# Huge white bass



## BrookTroutKid (Oct 10, 2007)

Well I hit a new place today and caught this 2lb white bass!!!!!








I also caught my first walleye!








We also caught perch, largemouth and carp!
Ended the day with six very large white bass!


----------



## Clarq (Jul 21, 2011)

Wow. Congrats on the huge whities. That's cool.


----------



## brookieguy1 (Oct 14, 2008)

Wow those whities are tanks! Nice work. Central Utah?


----------



## BrookTroutKid (Oct 10, 2007)

brookieguy1 said:


> Wow those whities are tanks! Nice work. Central Utah?


yup


----------



## LOAH (Sep 29, 2007)

Nice work! I'd be pretty excited about those whites. I'd like to hit that lake sometime, if it's the one I'm thinking it is.

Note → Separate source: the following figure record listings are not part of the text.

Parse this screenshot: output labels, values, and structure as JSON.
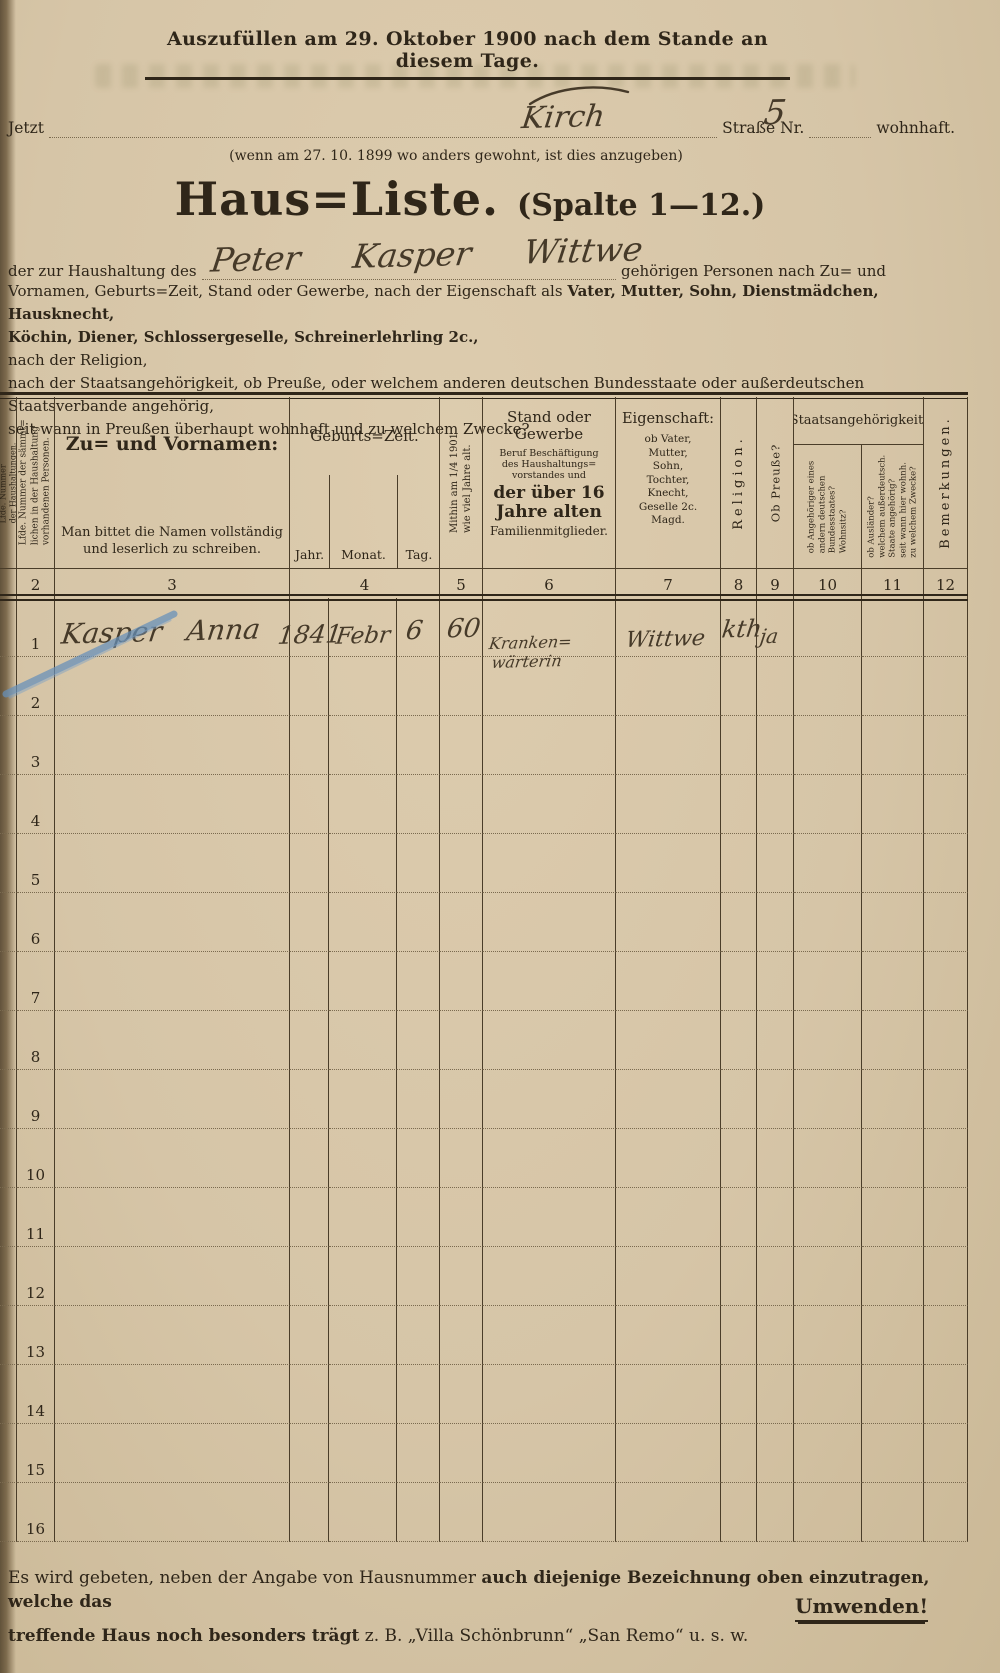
{
  "document": {
    "top_instruction": "Auszufüllen am 29. Oktober 1900 nach dem Stande an diesem Tage.",
    "address_line": {
      "jetzt_label": "Jetzt",
      "street_handwritten": "Kirch",
      "street_nr_label": "Straße Nr.",
      "street_nr_handwritten": "5",
      "wohnhaft_label": "wohnhaft."
    },
    "note_previous_residence": "(wenn am 27. 10. 1899 wo anders gewohnt, ist dies anzugeben)",
    "title": "Haus=Liste.",
    "title_suffix": "(Spalte 1—12.)",
    "intro": {
      "line1_pre": "der zur Haushaltung des",
      "line1_handwritten_name": "Peter Kasper Wittwe",
      "line1_post": "gehörigen Personen nach Zu= und",
      "line2_regular": "Vornamen, Geburts=Zeit, Stand oder Gewerbe, nach der Eigenschaft als",
      "line2_bold": "Vater, Mutter, Sohn, Dienstmädchen, Hausknecht,",
      "line3_bold": "Köchin, Diener, Schlossergeselle, Schreinerlehrling 2c.,",
      "line4": "nach der Religion,",
      "line5": "nach der Staatsangehörigkeit, ob Preuße, oder welchem anderen deutschen Bundesstaate oder außerdeutschen Staatsverbande angehörig,",
      "line6": "seit wann in Preußen überhaupt wohnhaft und zu welchem Zwecke?"
    }
  },
  "table": {
    "col_numbers": [
      "2",
      "3",
      "4",
      "5",
      "6",
      "7",
      "8",
      "9",
      "10",
      "11",
      "12"
    ],
    "headers": {
      "col1_rot": "Lfde. Nummer\nder Haushaltungen.",
      "col2_rot": "Lfde. Nummer der sämmt=\nlichen in der Haushaltung\nvorhandenen Personen.",
      "col3_title": "Zu= und Vornamen:",
      "col3_note": "Man bittet die Namen vollständig\nund leserlich zu schreiben.",
      "col4_title": "Geburts=Zeit.",
      "col4_sub_jahr": "Jahr.",
      "col4_sub_monat": "Monat.",
      "col4_sub_tag": "Tag.",
      "col5_rot": "Mithin am 1/4 1901\nwie viel Jahre alt.",
      "col6_title": "Stand oder\nGewerbe",
      "col6_small": "Beruf Beschäftigung\ndes Haushaltungs=\nvorstandes und",
      "col6_bold": "der über 16\nJahre alten",
      "col6_tail": "Familienmitglieder.",
      "col7_title": "Eigenschaft:",
      "col7_list": "ob Vater,\nMutter,\nSohn,\nTochter,\nKnecht,\nGeselle 2c.\nMagd.",
      "col8_rot": "Religion.",
      "col9_rot": "Ob Preuße?",
      "col10_group": "Staatsangehörigkeit.",
      "col10_rot": "ob Angehöriger eines\nandern deutschen\nBundesstaates?\nWohnsitz?",
      "col11_rot": "ob Ausländer?\nwelchem außerdeutsch.\nStaate angehörig?\nseit wann hier wohnh.\nzu welchem Zwecke?",
      "col12_rot": "Bemerkungen."
    },
    "rows": [
      {
        "nr": "1",
        "name": "Kasper Anna",
        "jahr": "1841",
        "monat": "Febr",
        "tag": "6",
        "alter": "60",
        "stand": "Kranken=\n wärterin",
        "eigenschaft": "Wittwe",
        "religion": "kth",
        "preusse": "ja",
        "bundesstaat": "",
        "auslaender": "",
        "bemerkungen": ""
      },
      {
        "nr": "2"
      },
      {
        "nr": "3"
      },
      {
        "nr": "4"
      },
      {
        "nr": "5"
      },
      {
        "nr": "6"
      },
      {
        "nr": "7"
      },
      {
        "nr": "8"
      },
      {
        "nr": "9"
      },
      {
        "nr": "10"
      },
      {
        "nr": "11"
      },
      {
        "nr": "12"
      },
      {
        "nr": "13"
      },
      {
        "nr": "14"
      },
      {
        "nr": "15"
      },
      {
        "nr": "16"
      }
    ]
  },
  "footer": {
    "line1_regular": "Es wird gebeten, neben der Angabe von Hausnummer",
    "line1_bold": "auch diejenige Bezeichnung oben einzutragen, welche das",
    "line2_bold": "treffende Haus noch besonders trägt",
    "line2_regular": "z. B. „Villa Schönbrunn“ „San Remo“ u. s. w.",
    "turn_over": "Umwenden!"
  },
  "colors": {
    "paper": "#d6c5a7",
    "ink": "#2f2619",
    "table_line": "#4a3d29",
    "handwriting": "#463a29",
    "blue_pencil": "#6690ba"
  }
}
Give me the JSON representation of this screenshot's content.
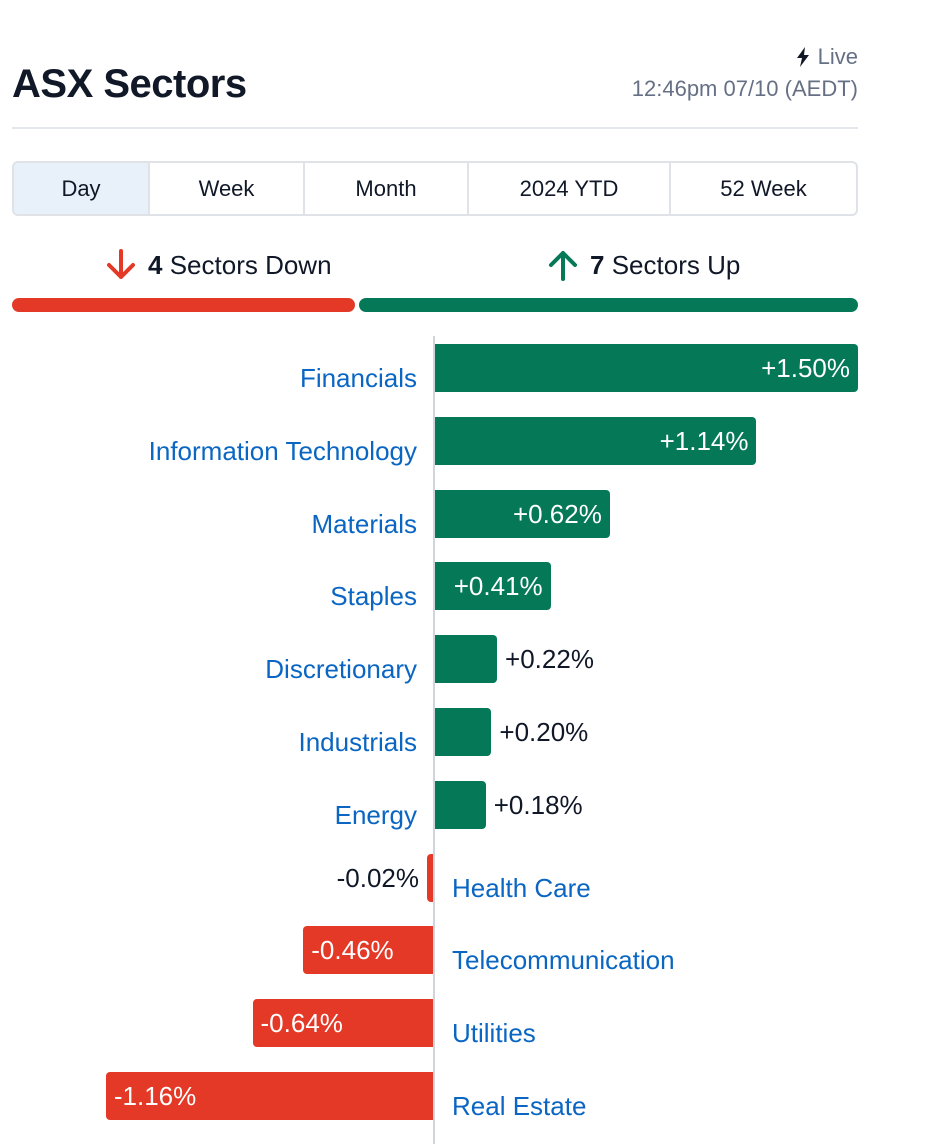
{
  "header": {
    "title": "ASX Sectors",
    "live_label": "Live",
    "timestamp": "12:46pm 07/10 (AEDT)"
  },
  "tabs": [
    {
      "label": "Day",
      "active": true
    },
    {
      "label": "Week",
      "active": false
    },
    {
      "label": "Month",
      "active": false
    },
    {
      "label": "2024 YTD",
      "active": false
    },
    {
      "label": "52 Week",
      "active": false
    }
  ],
  "summary": {
    "down_count": "4",
    "down_label": "Sectors Down",
    "up_count": "7",
    "up_label": "Sectors Up"
  },
  "colors": {
    "up": "#047857",
    "down": "#e53927",
    "label": "#0a66c2",
    "ratio_up": "#047857",
    "ratio_down": "#e53927"
  },
  "chart_data": {
    "type": "bar",
    "orientation": "horizontal",
    "unit": "%",
    "categories": [
      "Financials",
      "Information Technology",
      "Materials",
      "Staples",
      "Discretionary",
      "Industrials",
      "Energy",
      "Health Care",
      "Telecommunication",
      "Utilities",
      "Real Estate"
    ],
    "values": [
      1.5,
      1.14,
      0.62,
      0.41,
      0.22,
      0.2,
      0.18,
      -0.02,
      -0.46,
      -0.64,
      -1.16
    ],
    "labels": [
      "+1.50%",
      "+1.14%",
      "+0.62%",
      "+0.41%",
      "+0.22%",
      "+0.20%",
      "+0.18%",
      "-0.02%",
      "-0.46%",
      "-0.64%",
      "-1.16%"
    ],
    "xlim": [
      -1.5,
      1.5
    ]
  }
}
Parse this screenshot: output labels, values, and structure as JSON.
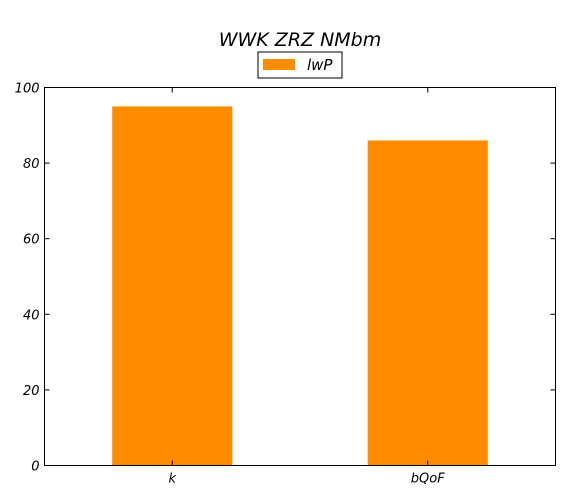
{
  "chart_data": {
    "type": "bar",
    "title": "WWK ZRZ NMbm",
    "categories": [
      "k",
      "bQoF"
    ],
    "series": [
      {
        "name": "lwP",
        "values": [
          95,
          86
        ],
        "color": "#ff8c00"
      }
    ],
    "ylim": [
      0,
      100
    ],
    "yticks": [
      "0",
      "20",
      "40",
      "60",
      "80",
      "100"
    ],
    "grid": false,
    "legend": "top-center"
  }
}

Nice work! Looks like you found yourself a new puddle.


----------



## tye dye twins (Mar 8, 2011)

Whoa! Now that is more bass than white!


----------



## coues52 (Nov 11, 2007)

1+


----------



## Wobblehd (Jul 14, 2011)

Wow, very nice fish BTK. If I only saw the picture, I would think you were hitting Newcastle. Nope, not a wiper. Someday, somehow, we need to fish together.


----------



## wingnutt (Jul 15, 2011)

That's a nice haul there


----------